Batang pohon mangga itu sangat licin. Memang, Iret sembunyi-sembunyi untuk memanjat pohon, agar tidak ketahuan oleh Ayahnya. Kalau Iret ketahuan memanjat pohon lagi, mungkin Iret akan dijadikan lauk untuk makan malam oleh Ayahnya. Tiba-tiba terdengar suara,
“Prak…………………………”
Ternyata Iret terpeleset. Semua mata teman-temannya tertuju pada Iret. Karena kurang hati-hati memanjat pohon, Iret terpeleset dan masuk ke kolam ikan. Teman-temannya langsung turun dan menolong Iret. Badannya berbau amis semua dan tangannya tertusuk sirip ikan. Memang, kolam ikan itu terletak di bawah persis pohon mangga, dan kebetulan ikannya besar-besar, hingga tangan Iret bedarah.
Dia merasa sangat kesakitan. Terlihat, air matanya keluar dari mata kecilnya. Bajunya basah. Tubuhnya kedinginan. Bajunya kotor. Dia terus menahan rasa perih itu. Teman-temannya kebingungan, dengan apa yang harus mereka perbuat.

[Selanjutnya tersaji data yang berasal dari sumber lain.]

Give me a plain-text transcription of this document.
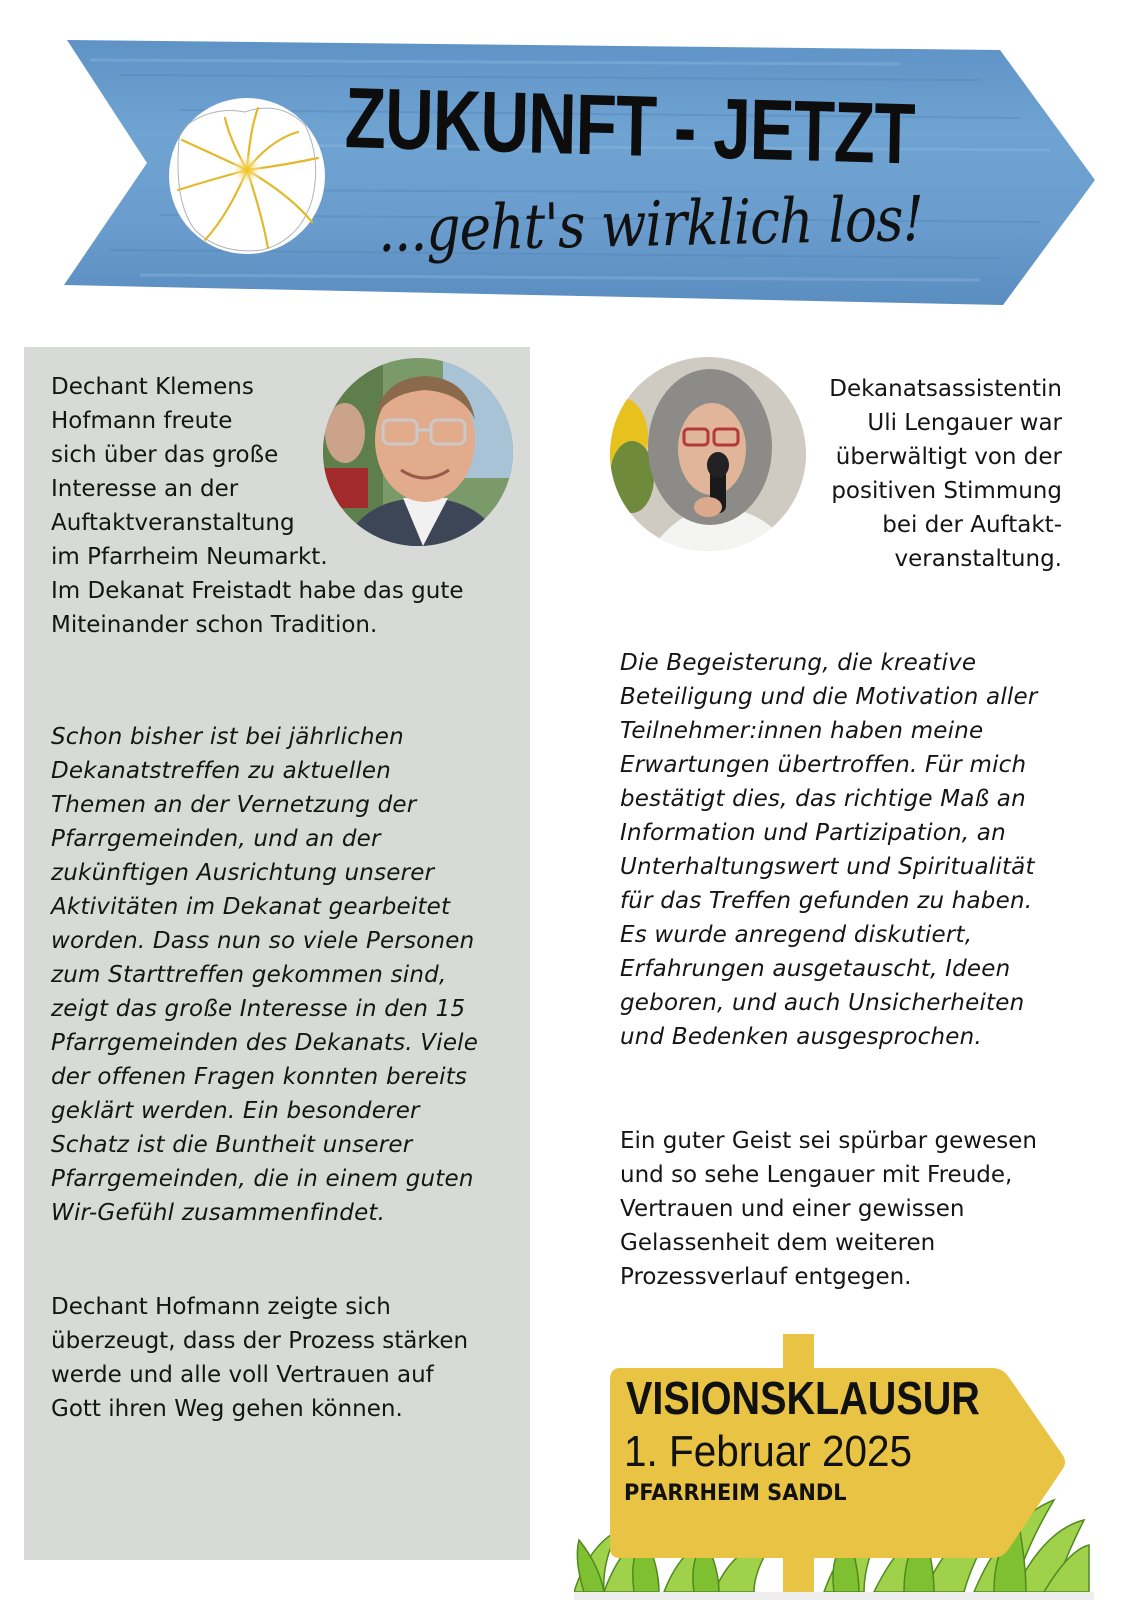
ZUKUNFT - JETZT
...geht's wirklich los!
Dechant Klemens
Hofmann freute
sich über das große
Interesse an der
Auftaktveranstaltung
im Pfarrheim Neumarkt.
Im Dekanat Freistadt habe das gute
Miteinander schon Tradition.
Schon bisher ist bei jährlichen
Dekanatstreffen zu aktuellen
Themen an der Vernetzung der
Pfarrgemeinden, und an der
zukünftigen Ausrichtung unserer
Aktivitäten im Dekanat gearbeitet
worden. Dass nun so viele Personen
zum Starttreffen gekommen sind,
zeigt das große Interesse in den 15
Pfarrgemeinden des Dekanats. Viele
der offenen Fragen konnten bereits
geklärt werden. Ein besonderer
Schatz ist die Buntheit unserer
Pfarrgemeinden, die in einem guten
Wir-Gefühl zusammenfindet.
Dechant Hofmann zeigte sich
überzeugt, dass der Prozess stärken
werde und alle voll Vertrauen auf
Gott ihren Weg gehen können.
Dekanatsassistentin
Uli Lengauer war
überwältigt von der
positiven Stimmung
bei der Auftakt-
veranstaltung.
Die Begeisterung, die kreative
Beteiligung und die Motivation aller
Teilnehmer:innen haben meine
Erwartungen übertroffen. Für mich
bestätigt dies, das richtige Maß an
Information und Partizipation, an
Unterhaltungswert und Spiritualität
für das Treffen gefunden zu haben.
Es wurde anregend diskutiert,
Erfahrungen ausgetauscht, Ideen
geboren, und auch Unsicherheiten
und Bedenken ausgesprochen.
Ein guter Geist sei spürbar gewesen
und so sehe Lengauer mit Freude,
Vertrauen und einer gewissen
Gelassenheit dem weiteren
Prozessverlauf entgegen.
VISIONSKLAUSUR
1. Februar 2025
PFARRHEIM SANDL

Iret tidak berani langsung pulang. Akhirnya Iret mandi di rumah Ariy dan ia langsung mencuci baju yang tadi ia kenakan. Iret memakai baju Ayu. Dan Iret sangat takut. Karena, jika Iret pulang Iret pasti langsung dimarahi Ibunya. Apalagi, Iret teringat dengan Ayahnya yang super duper galak. Keadaan ini membuat Iret semakin bingung dan galau.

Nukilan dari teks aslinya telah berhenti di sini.